Here’s my Thanksgiving prayer. If anything in it leads you into your own prayer, you have my permission to stop listening to the sermon and go where prayer takes you.
Good and gracious God, I thank you that I am not a wandering Aramean. At the same time, I thank you that my ancestors were. I cannot begin to imagine the hardship they faced, the days of wondering if it was worth it or whether it would just be better to lie down and die. I thank you that they remained faithful followers of yours, trusting that the Lord their God was there always.
I thank you, too, that I did not have to find my way through the wilderness of this country when it was settled. I wonder sometimes what made people move off the coastlands and start walking towards the mountains. Thank you for those who had the zeal for exploration. I know that I can live here between the Cumberland Plateau and the Smokies because people living many years before me made it possible.
And thank you for the circuit riders and family Bibles, the tent meetings and riverside baptisms. As much as I love my mostly proper Episcopal Church, I am truly thankful for all of the men and women that made sure wherever they went on this huge continent, you went with them.
Thank you, God, that I got to make the decision to follow your loving Son after the crucifixion/resurrection. I confess that I wonder sometimes if I would have done what the crowd did and allowed myself to be swayed from Hosanna to Crucify.
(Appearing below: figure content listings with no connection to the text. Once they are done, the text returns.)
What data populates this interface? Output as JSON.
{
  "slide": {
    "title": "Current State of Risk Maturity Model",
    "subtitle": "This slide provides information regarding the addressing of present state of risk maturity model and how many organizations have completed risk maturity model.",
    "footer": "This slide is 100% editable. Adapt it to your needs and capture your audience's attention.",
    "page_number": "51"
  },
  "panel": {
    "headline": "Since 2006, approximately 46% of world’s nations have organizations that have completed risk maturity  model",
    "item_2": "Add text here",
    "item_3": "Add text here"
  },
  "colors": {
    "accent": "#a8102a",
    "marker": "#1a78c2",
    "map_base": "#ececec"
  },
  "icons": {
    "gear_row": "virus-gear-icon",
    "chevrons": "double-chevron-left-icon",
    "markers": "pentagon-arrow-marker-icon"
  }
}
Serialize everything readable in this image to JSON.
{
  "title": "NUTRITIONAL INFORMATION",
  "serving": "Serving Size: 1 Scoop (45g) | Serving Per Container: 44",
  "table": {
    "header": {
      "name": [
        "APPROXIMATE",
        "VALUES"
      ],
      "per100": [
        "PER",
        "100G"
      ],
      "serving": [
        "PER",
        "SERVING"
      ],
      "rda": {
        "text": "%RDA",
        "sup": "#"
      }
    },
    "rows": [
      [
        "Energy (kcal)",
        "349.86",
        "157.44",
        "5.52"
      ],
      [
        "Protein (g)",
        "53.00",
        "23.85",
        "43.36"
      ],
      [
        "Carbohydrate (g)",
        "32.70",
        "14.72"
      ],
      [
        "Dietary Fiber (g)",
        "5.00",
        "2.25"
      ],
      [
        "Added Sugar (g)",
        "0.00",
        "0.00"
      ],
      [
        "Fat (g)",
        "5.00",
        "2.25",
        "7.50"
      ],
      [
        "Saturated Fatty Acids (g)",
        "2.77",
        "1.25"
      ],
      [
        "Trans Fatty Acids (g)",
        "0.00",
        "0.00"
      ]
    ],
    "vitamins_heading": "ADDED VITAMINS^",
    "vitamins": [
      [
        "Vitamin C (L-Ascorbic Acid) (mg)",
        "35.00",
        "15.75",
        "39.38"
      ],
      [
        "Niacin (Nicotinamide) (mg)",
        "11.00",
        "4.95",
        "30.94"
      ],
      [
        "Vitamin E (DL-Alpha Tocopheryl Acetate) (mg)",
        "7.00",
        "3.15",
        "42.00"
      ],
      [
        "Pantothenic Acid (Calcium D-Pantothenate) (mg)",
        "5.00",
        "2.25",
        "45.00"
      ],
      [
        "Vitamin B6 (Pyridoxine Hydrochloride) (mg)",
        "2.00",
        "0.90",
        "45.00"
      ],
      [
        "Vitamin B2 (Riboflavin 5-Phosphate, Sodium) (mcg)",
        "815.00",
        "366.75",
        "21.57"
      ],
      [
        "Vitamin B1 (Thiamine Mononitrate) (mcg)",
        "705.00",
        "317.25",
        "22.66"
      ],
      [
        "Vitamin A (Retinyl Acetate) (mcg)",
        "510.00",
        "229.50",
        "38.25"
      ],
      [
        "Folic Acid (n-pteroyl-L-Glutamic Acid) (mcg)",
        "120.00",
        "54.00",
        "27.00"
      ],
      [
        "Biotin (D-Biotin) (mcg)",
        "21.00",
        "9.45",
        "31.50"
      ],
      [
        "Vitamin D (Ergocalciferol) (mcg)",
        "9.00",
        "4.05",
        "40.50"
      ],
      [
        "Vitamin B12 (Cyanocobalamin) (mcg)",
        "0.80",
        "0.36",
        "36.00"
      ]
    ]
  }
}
I am most thankful to have been spared that particular temptation.
You see, God, I don’t think I have what it takes to be a wanderer or to settle land that doesn’t look like it would support any crop other than more trees and rocks. I’m not sure I would remember to be faithful in prayer and reading of Scripture and tradition if I didn’t have a church community to worship with me. And I see so many people who, when confronted with adversity, turn away from you. It isn’t that I have lived a charmed life with no difficult decisions or times when I have felt alone. There have been plenty of those and I suspect there are more of those times in store before I leave this mortal coil. But all of those who have walked with you before I ever came to be and those who taught me to walk with you and with them have made it possible for me to give you thanks even when I cannot see the light anywhere. And thanks for those who taught me to walk this Way.
So, on the eve of the day which we set aside to be thankful, I want to give you thanks especially for your peace. It really is beyond all understanding and I like that about it. I am a better person knowing that your peace guards my heart and my mind in Christ. May I keep on doing the things you have given me to do and may others come to walk with you because you walk with me.